Il colloquio deve tenere in considerazione alcune caratteristiche del bambino: 

  1. Età del minore, 
  2. Il livello di sviluppo del linguaggio,
  3. Livello di comprensione 
  4. La socializzazione 
  5. La motivazione 
  6. Livello di suggestionabilità con cui arriva il minore presso lo psicologo

Tali caratteristiche sono fondamentali perché permettono di comprendere meglio se il minore possa o meno condurre il colloquio, interamente da solo senza l’aiuto di altre figure. 

Il setting all’interno del quale il minore deve essere accolto, comprende un ambiente caldo, sicuro ed empatico. 

La stanza del colloquio deve possedere uno specchio unidirezionale o un videoregistratore che permette al CTU di ascoltare la narrazione dell’abuso, senza intervenire e scombinare l’equilibrio che il minore e lo psicologo hanno appena creato. 
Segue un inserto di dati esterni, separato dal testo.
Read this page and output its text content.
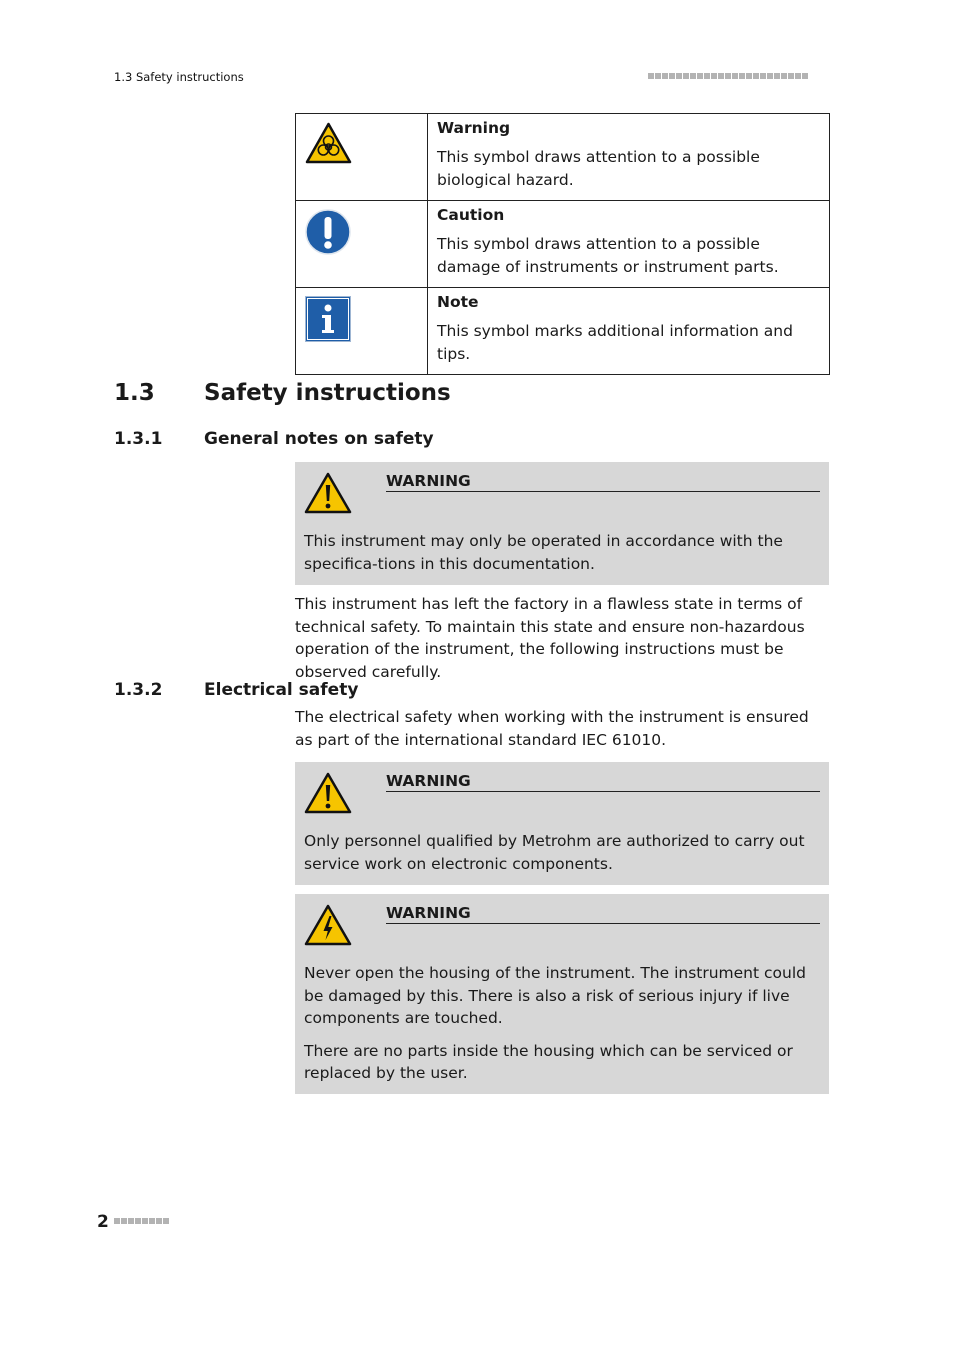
1.3 Safety instructions

Warning

This symbol draws attention to a possible biological hazard.

Caution

This symbol draws attention to a possible damage of instruments or instrument parts.

Note

This symbol marks additional information and tips.

1.3 Safety instructions
1.3.1 General notes on safety
WARNING

This instrument may only be operated in accordance with the specifica-tions in this documentation.

This instrument has left the factory in a flawless state in terms of technical safety. To maintain this state and ensure non-hazardous operation of the instrument, the following instructions must be observed carefully.

1.3.2 Electrical safety

The electrical safety when working with the instrument is ensured as part of the international standard IEC 61010.

WARNING

Only personnel qualified by Metrohm are authorized to carry out service work on electronic components.

WARNING

Never open the housing of the instrument. The instrument could be damaged by this. There is also a risk of serious injury if live components are touched.

There are no parts inside the housing which can be serviced or replaced by the user.

2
L’età del minore e le sue condizioni psicofisiche sono da tenere in considerazione per effettuare intervalli di tempo durante il colloquio, soprattutto se il minore mostra segni di affaticamento e stanchezza; il numero degli incontri non deve essere inferiore a tre, escludendo quelli che servono per la somministrazione dei test e la frequenza deve essere ravvicinata. 

La storia del minore deve essere conosciuta, in quanto permetterà di collocare cronologicamente le evidenze cliniche riferite ed effettuare così un confronto temporale tra presente e passato. Nell’ascolto e nella valutazione del minore in ipotesi di abuso, sia esso individuale sia esso collettivo, è auspicabile un continuo aggiornamento e confronto tra esperti del settore per garantire accertamenti tecnici che possono garantire al minore la massima protezione psicologica nel rispetto di tutte le parti che partecipano al processo. (art.5 Codice Deontologico degli Psicologi)
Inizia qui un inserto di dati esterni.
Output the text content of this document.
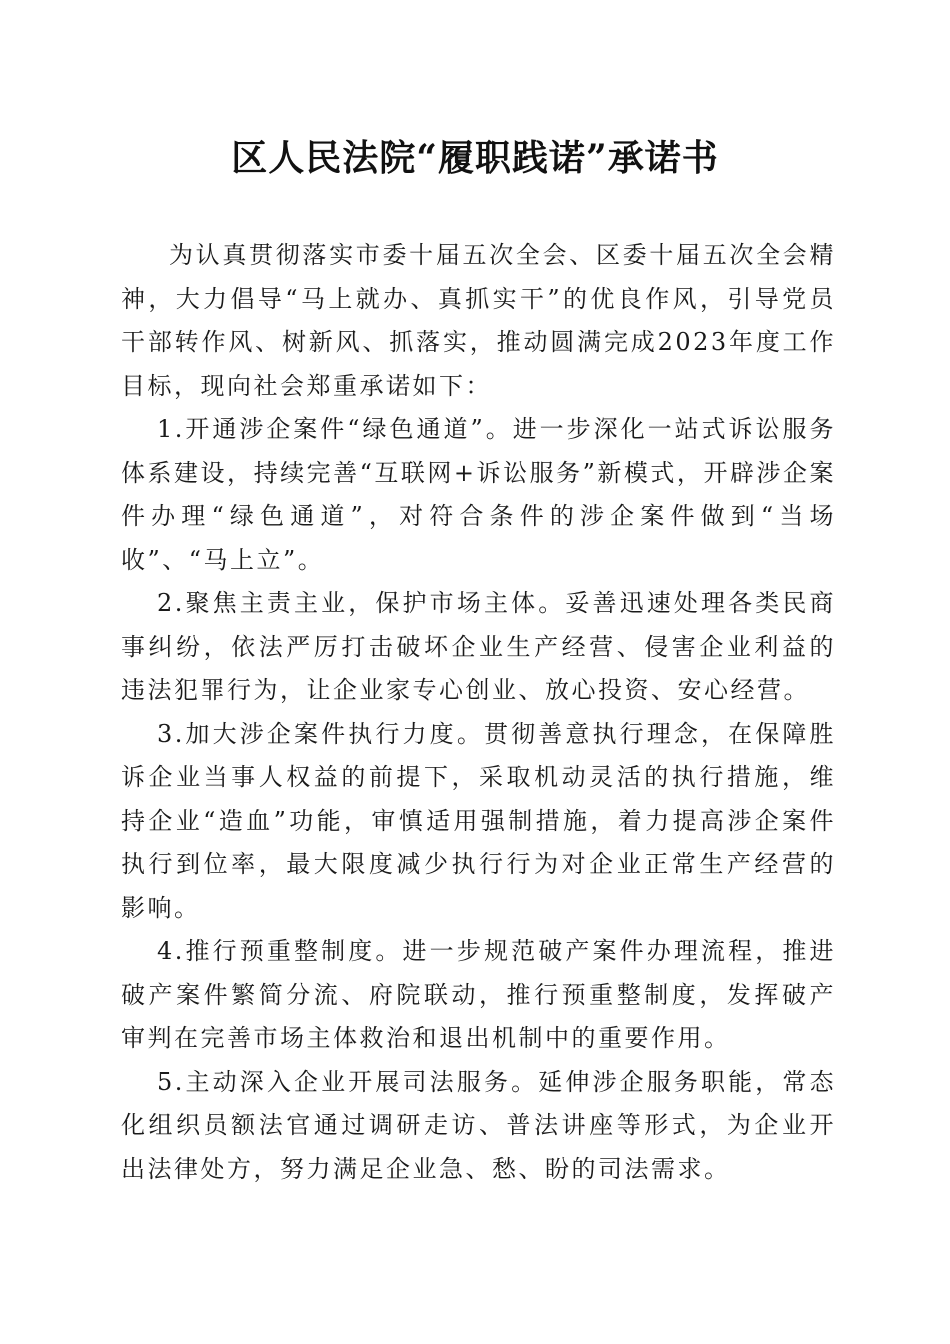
区人民法院“履职践诺”承诺书

为认真贯彻落实市委十届五次全会、区委十届五次全会精神，大力倡导“马上就办、真抓实干”的优良作风，引导党员干部转作风、树新风、抓落实，推动圆满完成2023年度工作目标，现向社会郑重承诺如下：

1.开通涉企案件“绿色通道”。进一步深化一站式诉讼服务体系建设，持续完善“互联网+诉讼服务”新模式，开辟涉企案件办理“绿色通道”，对符合条件的涉企案件做到“当场收”、“马上立”。

2.聚焦主责主业，保护市场主体。妥善迅速处理各类民商事纠纷，依法严厉打击破坏企业生产经营、侵害企业利益的违法犯罪行为，让企业家专心创业、放心投资、安心经营。

3.加大涉企案件执行力度。贯彻善意执行理念，在保障胜诉企业当事人权益的前提下，采取机动灵活的执行措施，维持企业“造血”功能，审慎适用强制措施，着力提高涉企案件执行到位率，最大限度减少执行行为对企业正常生产经营的影响。

4.推行预重整制度。进一步规范破产案件办理流程，推进破产案件繁简分流、府院联动，推行预重整制度，发挥破产审判在完善市场主体救治和退出机制中的重要作用。

5.主动深入企业开展司法服务。延伸涉企服务职能，常态化组织员额法官通过调研走访、普法讲座等形式，为企业开出法律处方，努力满足企业急、愁、盼的司法需求。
 2.1 L’abuso come trauma e il ruolo dello psicologo 

Considerare l’abuso come trauma significa che il bambino assiste al divorzio dei genitori, vive all’interno di famiglie dove sono presenti patologie psichiche come la depressione, assiste al suicidio di uno dei due genitori o assiste alla violenza assistita. 
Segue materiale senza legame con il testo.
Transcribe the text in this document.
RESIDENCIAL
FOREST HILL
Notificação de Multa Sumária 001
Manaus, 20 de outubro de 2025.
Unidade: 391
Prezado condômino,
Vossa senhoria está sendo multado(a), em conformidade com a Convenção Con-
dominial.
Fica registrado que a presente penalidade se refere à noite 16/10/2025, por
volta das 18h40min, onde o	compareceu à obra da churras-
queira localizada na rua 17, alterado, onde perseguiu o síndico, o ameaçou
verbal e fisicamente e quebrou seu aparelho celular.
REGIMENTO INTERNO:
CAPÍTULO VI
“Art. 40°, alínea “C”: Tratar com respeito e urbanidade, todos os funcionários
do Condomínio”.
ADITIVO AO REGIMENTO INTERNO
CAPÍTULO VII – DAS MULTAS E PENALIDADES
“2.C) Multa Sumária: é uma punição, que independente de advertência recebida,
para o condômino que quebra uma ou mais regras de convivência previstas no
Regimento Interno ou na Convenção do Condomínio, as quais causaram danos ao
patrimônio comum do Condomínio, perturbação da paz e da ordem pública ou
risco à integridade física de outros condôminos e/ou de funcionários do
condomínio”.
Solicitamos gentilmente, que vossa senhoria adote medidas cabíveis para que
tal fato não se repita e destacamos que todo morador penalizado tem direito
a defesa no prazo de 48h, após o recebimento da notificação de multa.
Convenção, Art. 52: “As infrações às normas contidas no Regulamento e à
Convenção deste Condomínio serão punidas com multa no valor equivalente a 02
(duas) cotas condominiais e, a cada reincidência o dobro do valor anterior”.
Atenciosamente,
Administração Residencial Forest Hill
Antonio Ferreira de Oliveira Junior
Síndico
Per questo motivo, è utile indicare se il bambino sappia effettivamente di cosa stia parlando, iniziando ad “indagare” il suo vissuto attraverso domande blande (come ad esempio che cosa fa di solito il giorno del suo compleanno o il giorno di Natale) per stabilire un rapporto stabile e duraturo nel tempo e soprattutto comprendere se il minore sappia cosa significa il termine verità, essendo all’interno di un percorso giudiziario. 

Una verità che lascia il segno e diventa una “macchia” indelebile che “vive” nei ricordi più brutti del minore. 

L’abuso è il trauma più diffuso tra i minori, il fatto è adesso punibile per legge e riconosciuto come reato. Per questo motivo, la figura dello psicologo viene implicata durante il processo giudiziario.